This work addresses a key limitation of conventional graph neural networks (GNNs), which typically rely solely on the final-layer node representations for pooling or classification, thereby discarding valuable historical activation information from intermediate layers and suffering from issues such as oversmoothing and representational degradation. To overcome this, the authors propose HISTOGRAPH, a two-stage attention-based aggregation framework that first unifies intermediate activations across all GNN layers through inter-layer attention and then dynamically models the evolution of node representations across depths via node-level attention. By systematically leveraging historical activation signals, HISTOGRAPH effectively mitigates information loss in deep GNNs, achieving state-of-the-art performance on multiple graph classification benchmarks and demonstrating enhanced expressiveness and robustness, particularly in deep architectures.

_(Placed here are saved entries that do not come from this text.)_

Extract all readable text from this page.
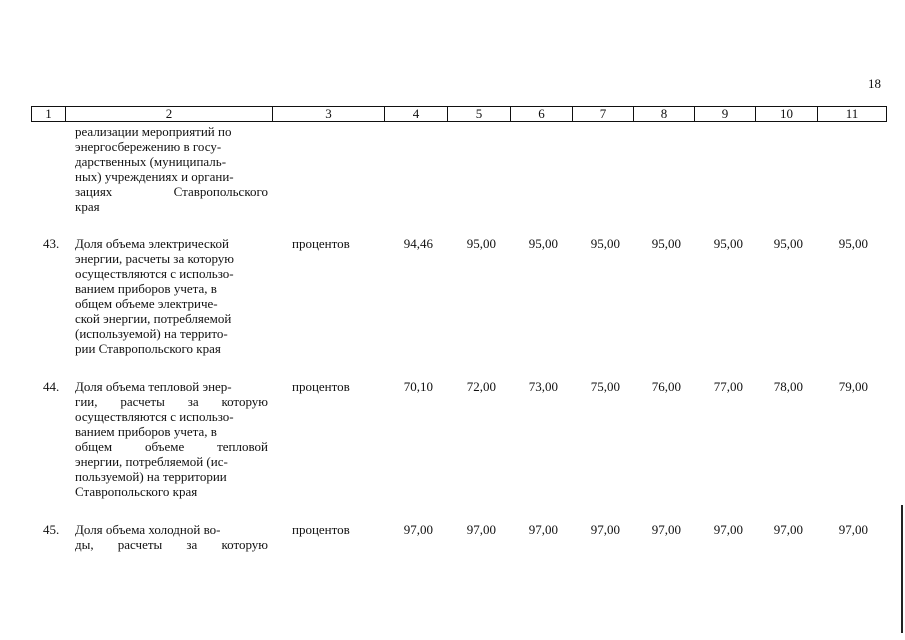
18
1	2	3	4	5	6	7	8	9	10	11
реализации мероприятий по
энергосбережению в госу-
дарственных (муниципаль-
ных) учреждениях и органи-
зациях Ставропольского
края
43. Доля объема электрической
энергии, расчеты за которую
осуществляются с использо-
ванием приборов учета, в
общем объеме электриче-
ской энергии, потребляемой
(используемой) на террито-
рии Ставропольского края
процентов	94,46	95,00	95,00	95,00	95,00	95,00	95,00	95,00
44. Доля объема тепловой энер-
гии, расчеты за которую
осуществляются с использо-
ванием приборов учета, в
общем объеме тепловой
энергии, потребляемой (ис-
пользуемой) на территории
Ставропольского края
процентов	70,10	72,00	73,00	75,00	76,00	77,00	78,00	79,00
45. Доля объема холодной во-
ды, расчеты за которую
процентов	97,00	97,00	97,00	97,00	97,00	97,00	97,00	97,00
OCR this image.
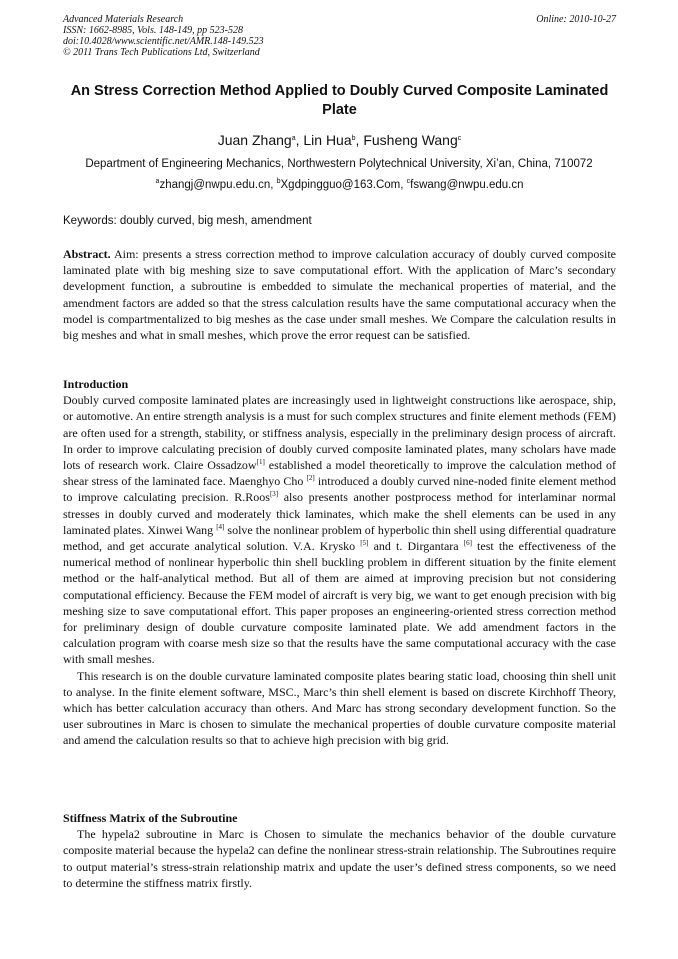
Advanced Materials Research
ISSN: 1662-8985, Vols. 148-149, pp 523-528
doi:10.4028/www.scientific.net/AMR.148-149.523
© 2011 Trans Tech Publications Ltd, Switzerland
Online: 2010-10-27
An Stress Correction Method Applied to Doubly Curved Composite Laminated Plate
Juan Zhang$^a$, Lin Hua$^b$, Fusheng Wang$^c$
Department of Engineering Mechanics, Northwestern Polytechnical University, Xi’an, China, 710072
$^a$zhangj@nwpu.edu.cn, $^b$Xgdpingguo@163.Com, $^c$fswang@nwpu.edu.cn
Keywords: doubly curved, big mesh, amendment

Abstract. Aim: presents a stress correction method to improve calculation accuracy of doubly curved composite laminated plate with big meshing size to save computational effort. With the application of Marc’s secondary development function, a subroutine is embedded to simulate the mechanical properties of material, and the amendment factors are added so that the stress calculation results have the same computational accuracy when the model is compartmentalized to big meshes as the case under small meshes. We Compare the calculation results in big meshes and what in small meshes, which prove the error request can be satisfied.

Introduction

Doubly curved composite laminated plates are increasingly used in lightweight constructions like aerospace, ship, or automotive. An entire strength analysis is a must for such complex structures and finite element methods (FEM) are often used for a strength, stability, or stiffness analysis, especially in the preliminary design process of aircraft. In order to improve calculating precision of doubly curved composite laminated plates, many scholars have made lots of research work. Claire Ossadzow[1] established a model theoretically to improve the calculation method of shear stress of the laminated face. Maenghyo Cho [2] introduced a doubly curved nine-noded finite element method to improve calculating precision. R.Roos[3] also presents another postprocess method for interlaminar normal stresses in doubly curved and moderately thick laminates, which make the shell elements can be used in any laminated plates. Xinwei Wang [4] solve the nonlinear problem of hyperbolic thin shell using differential quadrature method, and get accurate analytical solution. V.A. Krysko [5] and t. Dirgantara [6] test the effectiveness of the numerical method of nonlinear hyperbolic thin shell buckling problem in different situation by the finite element method or the half-analytical method. But all of them are aimed at improving precision but not considering computational efficiency. Because the FEM model of aircraft is very big, we want to get enough precision with big meshing size to save computational effort. This paper proposes an engineering-oriented stress correction method for preliminary design of double curvature composite laminated plate. We add amendment factors in the calculation program with coarse mesh size so that the results have the same computational accuracy with the case with small meshes.

This research is on the double curvature laminated composite plates bearing static load, choosing thin shell unit to analyse. In the finite element software, MSC., Marc’s thin shell element is based on discrete Kirchhoff Theory, which has better calculation accuracy than others. And Marc has strong secondary development function. So the user subroutines in Marc is chosen to simulate the mechanical properties of double curvature composite material and amend the calculation results so that to achieve high precision with big grid.

Stiffness Matrix of the Subroutine

The hypela2 subroutine in Marc is Chosen to simulate the mechanics behavior of the double curvature composite material because the hypela2 can define the nonlinear stress-strain relationship. The Subroutines require to output material’s stress-strain relationship matrix and update the user’s defined stress components, so we need to determine the stiffness matrix firstly.
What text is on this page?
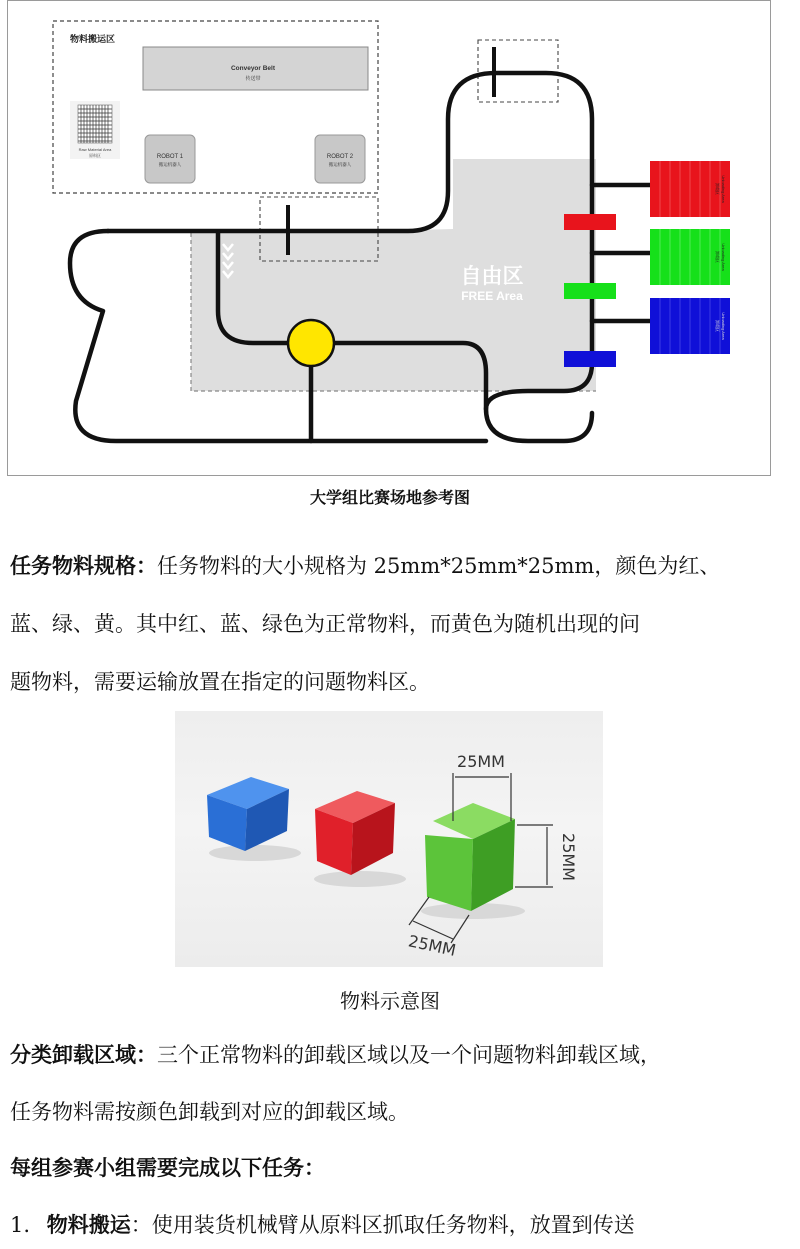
物料搬运区
Conveyor Belt
传送带
Raw Material Area
原料区	ROBOT 1
搬运机器人
ROBOT 2
搬运机器人
自由区
FREE Area
Unloading Area
卸载区
Unloading Area
卸载区
Unloading Area
卸载区
大学组比赛场地参考图
任务物料规格：任务物料的大小规格为 25mm*25mm*25mm，颜色为红、
蓝、绿、黄。其中红、蓝、绿色为正常物料，而黄色为随机出现的问
题物料，需要运输放置在指定的问题物料区。
25MM
25MM
25MM
物料示意图
分类卸载区域：三个正常物料的卸载区域以及一个问题物料卸载区域，
任务物料需按颜色卸载到对应的卸载区域。
每组参赛小组需要完成以下任务：
1. 物料搬运：使用装货机械臂从原料区抓取任务物料，放置到传送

Graph Neural Networks (GNNs) have demonstrated remarkable success in various domains such as social networks, molecular chemistry, and more. A crucial component of GNNs is the pooling procedure, in which the node features calculated by the model are combined to form an informative final descriptor to be used for the downstream task. However, previous graph pooling schemes rely on the last GNN layer features as an input to the pooling or classifier layers, potentially under-utilizing important activations of previous layers produced during the forward pass of the model, which we regard as historical graph activations. This gap is particularly pronounced in cases where a node's representation can shift significantly over the course of many graph neural layers, and worsened by graph-specific challenges such as over-smoothing in deep architectures. To bridge this gap, we introduce HISTOGRAPH, a novel two-stage attention-based final aggregation layer that first applies a unified layer-wise attention over intermediate activations, followed by node-wise attention. By modeling the evolution of node representations across layers, our HISTOGRAPH leverages both the activation history of nodes and the graph structure to refine features used for final prediction. Empirical results on multiple graph classification benchmarks demonstrate that HISTOGRAPH offers strong performance that consistently improves traditional techniques, with particularly strong robustness in deep GNNs.